Consolidation leading to huge injection of fill values
  • The fourth criterion is the collective fragment size. Among all eligible fragment subsets for consolidation, we must first select to consolidate the ones that have the smallest sum of fragment sizes. This will quickly reduce the number of fragments (hence boosting read performance), without resorting to costly consolidation of larger fragments.

  • The final criterion is the number of fragments to consolidate in each step. This is controlled by sm.consolidation.step_min_frags and sm.consolidation.step_max_frags; the algorithm will select the subset of fragments (complying with all the above criteria) that has the maximum cardinality smaller than or equal to sm.consolidation.step_max_frags and larger than or equal to sm.consolidation.step_min_frags. If no fragment subset is eligible with cardinality at least sm.consolidation.step_min_frags, then the consolidation algorithm terminates.

The algorithm is based on dynamic programming and runs in time O(max_frags * total_frags), where total_frags is the total number of fragments considered in a given step, and max_frags is equal to the sm.consolidation.step_max_frags config parameter.
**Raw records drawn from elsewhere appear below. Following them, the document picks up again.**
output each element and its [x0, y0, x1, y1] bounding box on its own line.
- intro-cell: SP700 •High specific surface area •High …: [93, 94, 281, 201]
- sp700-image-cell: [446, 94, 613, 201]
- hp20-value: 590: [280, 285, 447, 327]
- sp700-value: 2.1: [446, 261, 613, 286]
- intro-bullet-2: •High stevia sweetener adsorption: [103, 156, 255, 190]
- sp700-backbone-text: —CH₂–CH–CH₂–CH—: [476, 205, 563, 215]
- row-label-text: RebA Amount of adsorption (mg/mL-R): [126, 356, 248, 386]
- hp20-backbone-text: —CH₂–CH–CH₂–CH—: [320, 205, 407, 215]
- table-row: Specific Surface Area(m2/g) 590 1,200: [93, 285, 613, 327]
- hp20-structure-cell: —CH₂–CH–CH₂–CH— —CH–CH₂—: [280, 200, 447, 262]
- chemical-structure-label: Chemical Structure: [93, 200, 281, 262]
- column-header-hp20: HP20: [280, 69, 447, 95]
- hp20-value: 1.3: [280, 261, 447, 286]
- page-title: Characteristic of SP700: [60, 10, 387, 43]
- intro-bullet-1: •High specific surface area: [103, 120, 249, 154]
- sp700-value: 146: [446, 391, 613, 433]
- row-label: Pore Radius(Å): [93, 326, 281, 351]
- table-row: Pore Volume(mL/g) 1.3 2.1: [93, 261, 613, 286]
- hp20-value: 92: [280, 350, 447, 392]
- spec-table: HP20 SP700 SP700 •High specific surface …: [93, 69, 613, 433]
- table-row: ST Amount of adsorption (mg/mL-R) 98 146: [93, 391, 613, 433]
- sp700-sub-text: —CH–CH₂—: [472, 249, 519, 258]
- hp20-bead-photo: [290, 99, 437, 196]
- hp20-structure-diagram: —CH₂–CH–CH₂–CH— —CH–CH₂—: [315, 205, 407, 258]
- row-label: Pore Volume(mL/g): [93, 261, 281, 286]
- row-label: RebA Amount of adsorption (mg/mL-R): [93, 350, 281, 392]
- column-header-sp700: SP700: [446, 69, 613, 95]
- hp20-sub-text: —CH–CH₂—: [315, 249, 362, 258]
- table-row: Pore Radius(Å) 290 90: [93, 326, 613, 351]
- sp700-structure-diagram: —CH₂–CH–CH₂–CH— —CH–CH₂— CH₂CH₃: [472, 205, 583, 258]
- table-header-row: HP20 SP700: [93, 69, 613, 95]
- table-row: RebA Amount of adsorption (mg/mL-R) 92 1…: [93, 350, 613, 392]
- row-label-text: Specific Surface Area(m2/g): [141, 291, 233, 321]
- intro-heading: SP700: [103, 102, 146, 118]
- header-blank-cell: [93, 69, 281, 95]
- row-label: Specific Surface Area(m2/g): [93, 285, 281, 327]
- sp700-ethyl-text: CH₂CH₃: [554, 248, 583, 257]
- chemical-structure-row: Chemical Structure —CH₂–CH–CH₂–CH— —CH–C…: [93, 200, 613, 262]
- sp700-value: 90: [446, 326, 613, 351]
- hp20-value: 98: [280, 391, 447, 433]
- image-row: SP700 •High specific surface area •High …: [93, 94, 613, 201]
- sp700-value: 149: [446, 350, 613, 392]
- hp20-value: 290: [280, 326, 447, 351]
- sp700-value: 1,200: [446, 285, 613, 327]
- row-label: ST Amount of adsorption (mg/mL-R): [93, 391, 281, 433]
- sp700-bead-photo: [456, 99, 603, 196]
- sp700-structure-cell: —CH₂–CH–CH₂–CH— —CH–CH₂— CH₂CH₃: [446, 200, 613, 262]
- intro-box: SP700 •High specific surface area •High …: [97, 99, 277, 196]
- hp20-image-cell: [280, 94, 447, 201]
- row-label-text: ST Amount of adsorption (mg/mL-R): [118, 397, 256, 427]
When computing the union of the non-empty domains of the fragments to be consolidated, in case there is at least one dense fragment, the union is always expanded to coincide with the space tile extents. This affects criterion 1 (since the expanded domain union may now overlap with some older fragments) and 2 (since the expanded union may amplify resulting consolidated fragment size).

Array Metadata Consolidation

Similar to array fragments, array metadata fragments (see Array Metadata) can also be consolidated. Since the array metadata is typically small and can fit in main-memory, consolidating them is rather simple. TileDB simply reads all the array metadata (from all the existing array metadata fragments) in main memory, creates an up-to-date view of the metadata, and then flushes them to a new file (i.e., array metadata fragment).